I am currently collaborating with Dr. Michel Sartori, Dr. Arnold Staniczek, Dr. Thomas Soldan, and Jean-Luc Gattolliat, who are creating a morphology matrix across all families. We recognize that this will be a difficult task, however, we believe that it is also a crucial part in understanding mayfly phylogeny and evolution. Please contact me if you would like to participate in this endeavor at: email@example.com
Here is a preliminary list of the taxa we are trying to code. The morphology data will be combined with the molecular data in order to infer phylogentic relationships.
As coded characters, at the family level, are sent to me I will post them here in matrix format.

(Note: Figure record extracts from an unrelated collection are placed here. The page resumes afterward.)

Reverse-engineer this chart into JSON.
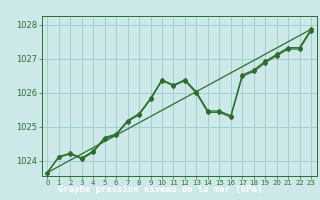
{
  "xlabel": "Graphe pression niveau de la mer (hPa)",
  "background_color": "#cce8e8",
  "grid_color": "#99cccc",
  "line_color": "#2d6e2d",
  "label_bg_color": "#336633",
  "label_text_color": "#ffffff",
  "xlim": [
    -0.5,
    23.5
  ],
  "ylim": [
    1023.55,
    1028.25
  ],
  "yticks": [
    1024,
    1025,
    1026,
    1027,
    1028
  ],
  "xticks": [
    0,
    1,
    2,
    3,
    4,
    5,
    6,
    7,
    8,
    9,
    10,
    11,
    12,
    13,
    14,
    15,
    16,
    17,
    18,
    19,
    20,
    21,
    22,
    23
  ],
  "series1_x": [
    0,
    1,
    2,
    3,
    4,
    5,
    6,
    7,
    8,
    9,
    10,
    11,
    12,
    13,
    14,
    15,
    16,
    17,
    18,
    19,
    20,
    21,
    22,
    23
  ],
  "series1_y": [
    1023.65,
    1024.1,
    1024.2,
    1024.05,
    1024.25,
    1024.65,
    1024.75,
    1025.15,
    1025.35,
    1025.8,
    1026.35,
    1026.2,
    1026.35,
    1025.98,
    1025.42,
    1025.42,
    1025.28,
    1026.48,
    1026.62,
    1026.88,
    1027.08,
    1027.28,
    1027.28,
    1027.82
  ],
  "series2_x": [
    0,
    1,
    2,
    3,
    4,
    5,
    6,
    7,
    8,
    9,
    10,
    11,
    12,
    13,
    14,
    15,
    16,
    17,
    18,
    19,
    20,
    21,
    22,
    23
  ],
  "series2_y": [
    1023.65,
    1024.12,
    1024.22,
    1024.08,
    1024.28,
    1024.68,
    1024.78,
    1025.18,
    1025.38,
    1025.83,
    1026.38,
    1026.22,
    1026.38,
    1026.02,
    1025.46,
    1025.46,
    1025.32,
    1026.52,
    1026.66,
    1026.92,
    1027.12,
    1027.32,
    1027.32,
    1027.86
  ],
  "trend_x": [
    0,
    23
  ],
  "trend_y": [
    1023.65,
    1027.86
  ]
}
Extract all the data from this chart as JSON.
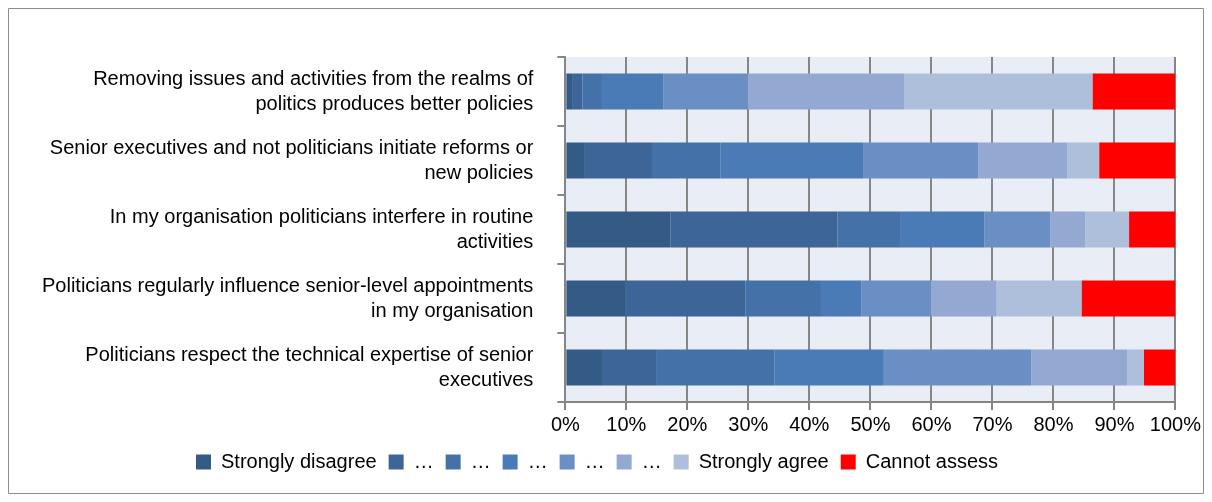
{
  "chart_data": {
    "type": "bar",
    "orientation": "horizontal",
    "stacked": true,
    "categories": [
      "Removing issues and activities from the realms of politics produces better policies",
      "Senior executives and not politicians initiate reforms or new policies",
      "In my organisation politicians interfere in routine activities",
      "Politicians regularly influence senior-level appointments in my organisation",
      "Politicians respect the technical expertise of senior executives"
    ],
    "series": [
      {
        "name": "Strongly disagree",
        "color": "#345a86",
        "values": [
          1.1,
          3.2,
          17.2,
          9.8,
          6.0
        ]
      },
      {
        "name": "…",
        "color": "#3d6598",
        "values": [
          1.7,
          11.0,
          27.4,
          19.7,
          9.0
        ]
      },
      {
        "name": "…",
        "color": "#4472a8",
        "values": [
          3.2,
          11.2,
          10.4,
          12.4,
          19.3
        ]
      },
      {
        "name": "…",
        "color": "#4a7bb7",
        "values": [
          10.1,
          23.4,
          13.7,
          6.6,
          17.9
        ]
      },
      {
        "name": "…",
        "color": "#6a8fc4",
        "values": [
          13.8,
          18.9,
          10.8,
          11.4,
          24.2
        ]
      },
      {
        "name": "…",
        "color": "#94a9d1",
        "values": [
          25.7,
          14.6,
          5.7,
          10.8,
          15.7
        ]
      },
      {
        "name": "Strongly agree",
        "color": "#adbfdb",
        "values": [
          30.8,
          5.2,
          7.2,
          13.9,
          2.7
        ]
      },
      {
        "name": "Cannot assess",
        "color": "#ff0000",
        "values": [
          13.6,
          12.5,
          7.6,
          15.4,
          5.2
        ]
      }
    ],
    "xlim": [
      0,
      100
    ],
    "xticks": [
      {
        "value": 0,
        "label": "0%"
      },
      {
        "value": 10,
        "label": "10%"
      },
      {
        "value": 20,
        "label": "20%"
      },
      {
        "value": 30,
        "label": "30%"
      },
      {
        "value": 40,
        "label": "40%"
      },
      {
        "value": 50,
        "label": "50%"
      },
      {
        "value": 60,
        "label": "60%"
      },
      {
        "value": 70,
        "label": "70%"
      },
      {
        "value": 80,
        "label": "80%"
      },
      {
        "value": 90,
        "label": "90%"
      },
      {
        "value": 100,
        "label": "100%"
      }
    ],
    "grid": "x",
    "legend": "bottom"
  }
}
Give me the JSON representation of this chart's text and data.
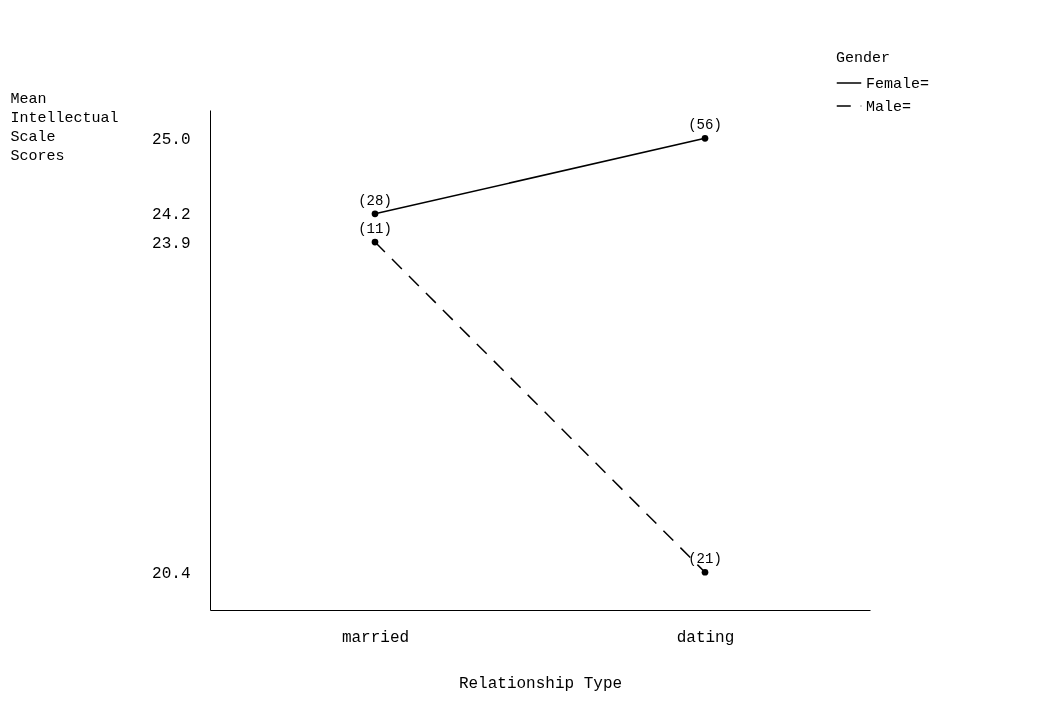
{
  "chart_data": {
    "type": "line",
    "xlabel": "Relationship Type",
    "ylabel": "Mean Intellectual Scale Scores",
    "legend_title": "Gender",
    "categories": [
      "married",
      "dating"
    ],
    "series": [
      {
        "name": "Female=",
        "color": "#000000",
        "values": [
          24.2,
          25.0
        ],
        "line_style": "solid"
      },
      {
        "name": "Male=",
        "color": "#000000",
        "values": [
          23.9,
          20.4
        ],
        "line_style": "dashed"
      }
    ],
    "annotations": [
      {
        "text": "(28)",
        "x": "married",
        "y": 24.2
      },
      {
        "text": "(56)",
        "x": "dating",
        "y": 25.0
      },
      {
        "text": "(11)",
        "x": "married",
        "y": 23.9
      },
      {
        "text": "(21)",
        "x": "dating",
        "y": 20.4
      }
    ],
    "ylim": [
      20,
      25.3
    ],
    "yticks": [
      {
        "value": 25,
        "label": "25.0"
      },
      24.2,
      23.9,
      20.4
    ],
    "marker": "circle",
    "grid": false,
    "legend": "top right"
  }
}
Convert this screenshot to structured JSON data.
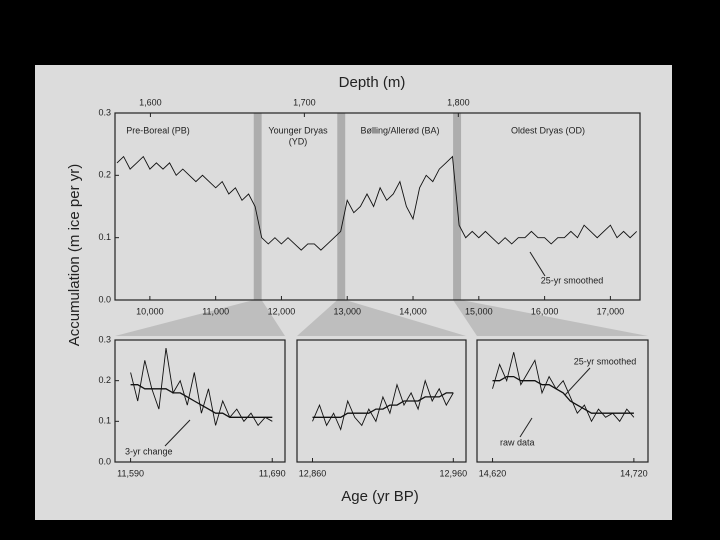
{
  "chart_data": [
    {
      "type": "line",
      "ylabel": "Accumulation (m ice per yr)",
      "x2label": "Depth (m)",
      "annotations": [
        "Pre-Boreal (PB)",
        "Younger Dryas",
        "(YD)",
        "Bølling/Allerød (BA)",
        "Oldest Dryas (OD)"
      ],
      "xlim": [
        9470,
        17450
      ],
      "xticks": [
        {
          "value": 10000,
          "label": "10,000"
        },
        {
          "value": 11000,
          "label": "11,000"
        },
        {
          "value": 12000,
          "label": "12,000"
        },
        {
          "value": 13000,
          "label": "13,000"
        },
        {
          "value": 14000,
          "label": "14,000"
        },
        {
          "value": 15000,
          "label": "15,000"
        },
        {
          "value": 16000,
          "label": "16,000"
        },
        {
          "value": 17000,
          "label": "17,000"
        }
      ],
      "x2lim": [
        1577,
        1918
      ],
      "x2ticks": [
        {
          "value": 1600,
          "label": "1,600"
        },
        {
          "value": 1700,
          "label": "1,700"
        },
        {
          "value": 1800,
          "label": "1,800"
        }
      ],
      "ylim": [
        0,
        0.3
      ],
      "yticks": [
        {
          "value": 0,
          "label": "0.0"
        },
        0.1,
        0.2,
        0.3
      ],
      "x": [
        9500,
        9600,
        9700,
        9800,
        9900,
        10000,
        10100,
        10200,
        10300,
        10400,
        10500,
        10600,
        10700,
        10800,
        10900,
        11000,
        11100,
        11200,
        11300,
        11400,
        11500,
        11600,
        11700,
        11800,
        11900,
        12000,
        12100,
        12200,
        12300,
        12400,
        12500,
        12600,
        12700,
        12800,
        12900,
        13000,
        13100,
        13200,
        13300,
        13400,
        13500,
        13600,
        13700,
        13800,
        13900,
        14000,
        14100,
        14200,
        14300,
        14400,
        14500,
        14600,
        14700,
        14800,
        14900,
        15000,
        15100,
        15200,
        15300,
        15400,
        15500,
        15600,
        15700,
        15800,
        15900,
        16000,
        16100,
        16200,
        16300,
        16400,
        16500,
        16600,
        16700,
        16800,
        16900,
        17000,
        17100,
        17200,
        17300,
        17400
      ],
      "series": [
        {
          "name": "25-yr smoothed",
          "color": "#111111",
          "values": [
            0.22,
            0.23,
            0.21,
            0.22,
            0.23,
            0.21,
            0.22,
            0.21,
            0.22,
            0.2,
            0.21,
            0.2,
            0.19,
            0.2,
            0.19,
            0.18,
            0.19,
            0.17,
            0.18,
            0.16,
            0.17,
            0.15,
            0.1,
            0.09,
            0.1,
            0.09,
            0.1,
            0.09,
            0.08,
            0.09,
            0.09,
            0.08,
            0.09,
            0.1,
            0.11,
            0.16,
            0.14,
            0.15,
            0.17,
            0.15,
            0.18,
            0.16,
            0.17,
            0.19,
            0.15,
            0.13,
            0.18,
            0.2,
            0.19,
            0.21,
            0.22,
            0.23,
            0.12,
            0.1,
            0.11,
            0.1,
            0.11,
            0.1,
            0.09,
            0.1,
            0.09,
            0.1,
            0.1,
            0.11,
            0.1,
            0.1,
            0.09,
            0.1,
            0.1,
            0.11,
            0.1,
            0.12,
            0.11,
            0.1,
            0.11,
            0.12,
            0.1,
            0.11,
            0.1,
            0.11
          ]
        }
      ]
    },
    {
      "type": "line",
      "annotations": [
        "3-yr change"
      ],
      "xlim": [
        11579,
        11699
      ],
      "xticks": [
        {
          "value": 11590,
          "label": "11,590"
        },
        {
          "value": 11690,
          "label": "11,690"
        }
      ],
      "ylim": [
        0,
        0.3
      ],
      "yticks": [
        {
          "value": 0,
          "label": "0.0"
        },
        0.1,
        0.2,
        0.3
      ],
      "x": [
        11590,
        11595,
        11600,
        11605,
        11610,
        11615,
        11620,
        11625,
        11630,
        11635,
        11640,
        11645,
        11650,
        11655,
        11660,
        11665,
        11670,
        11675,
        11680,
        11685,
        11690
      ],
      "series": [
        {
          "color": "#111111",
          "values": [
            0.22,
            0.15,
            0.25,
            0.18,
            0.13,
            0.28,
            0.17,
            0.2,
            0.14,
            0.22,
            0.12,
            0.18,
            0.09,
            0.15,
            0.11,
            0.13,
            0.1,
            0.12,
            0.09,
            0.11,
            0.1
          ]
        },
        {
          "color": "#111111",
          "values": [
            0.19,
            0.19,
            0.18,
            0.18,
            0.18,
            0.18,
            0.17,
            0.17,
            0.16,
            0.15,
            0.14,
            0.13,
            0.12,
            0.12,
            0.11,
            0.11,
            0.11,
            0.11,
            0.11,
            0.11,
            0.11
          ]
        }
      ]
    },
    {
      "type": "line",
      "xlabel": "Age (yr BP)",
      "xlim": [
        12849,
        12969
      ],
      "xticks": [
        {
          "value": 12860,
          "label": "12,860"
        },
        {
          "value": 12960,
          "label": "12,960"
        }
      ],
      "ylim": [
        0,
        0.3
      ],
      "x": [
        12860,
        12865,
        12870,
        12875,
        12880,
        12885,
        12890,
        12895,
        12900,
        12905,
        12910,
        12915,
        12920,
        12925,
        12930,
        12935,
        12940,
        12945,
        12950,
        12955,
        12960
      ],
      "series": [
        {
          "color": "#111111",
          "values": [
            0.1,
            0.14,
            0.09,
            0.12,
            0.08,
            0.15,
            0.11,
            0.09,
            0.13,
            0.1,
            0.16,
            0.12,
            0.19,
            0.14,
            0.17,
            0.13,
            0.2,
            0.15,
            0.18,
            0.14,
            0.17
          ]
        },
        {
          "color": "#111111",
          "values": [
            0.11,
            0.11,
            0.11,
            0.11,
            0.11,
            0.12,
            0.12,
            0.12,
            0.12,
            0.13,
            0.13,
            0.14,
            0.14,
            0.15,
            0.15,
            0.15,
            0.16,
            0.16,
            0.16,
            0.17,
            0.17
          ]
        }
      ]
    },
    {
      "type": "line",
      "xlim": [
        14609,
        14730
      ],
      "xticks": [
        {
          "value": 14620,
          "label": "14,620"
        },
        {
          "value": 14720,
          "label": "14,720"
        }
      ],
      "ylim": [
        0,
        0.3
      ],
      "x": [
        14620,
        14625,
        14630,
        14635,
        14640,
        14645,
        14650,
        14655,
        14660,
        14665,
        14670,
        14675,
        14680,
        14685,
        14690,
        14695,
        14700,
        14705,
        14710,
        14715,
        14720
      ],
      "series": [
        {
          "name": "raw data",
          "color": "#111111",
          "values": [
            0.18,
            0.24,
            0.2,
            0.27,
            0.19,
            0.22,
            0.25,
            0.17,
            0.21,
            0.18,
            0.2,
            0.16,
            0.12,
            0.14,
            0.1,
            0.13,
            0.11,
            0.12,
            0.1,
            0.13,
            0.11
          ]
        },
        {
          "name": "25-yr smoothed",
          "color": "#111111",
          "values": [
            0.2,
            0.2,
            0.21,
            0.21,
            0.2,
            0.2,
            0.2,
            0.19,
            0.19,
            0.18,
            0.17,
            0.15,
            0.14,
            0.13,
            0.12,
            0.12,
            0.12,
            0.12,
            0.12,
            0.12,
            0.12
          ]
        }
      ]
    }
  ]
}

The topology below is based on an analysis of a data set size of over 90 genera of mayflies for 5 molecular markers (12S, 16S, 18S, 28S, and Histone 3). The final results of this analysis has been accepted and will be published soon in Molecular Phylogenetics and Evolution. However, you are welcome to take a look at the phylogeny and any comments would be welcomed.
Topology 1 (Direct optimization via POY, Parsimony)
Topology 2 (Direct optimization via POY, Likelihood)
Character optimizations (Ancestral state character reconstructions for three morphological character systems)
In collaboration with Sartori et al, we are currently constructing a morphology matrix across all major lineages.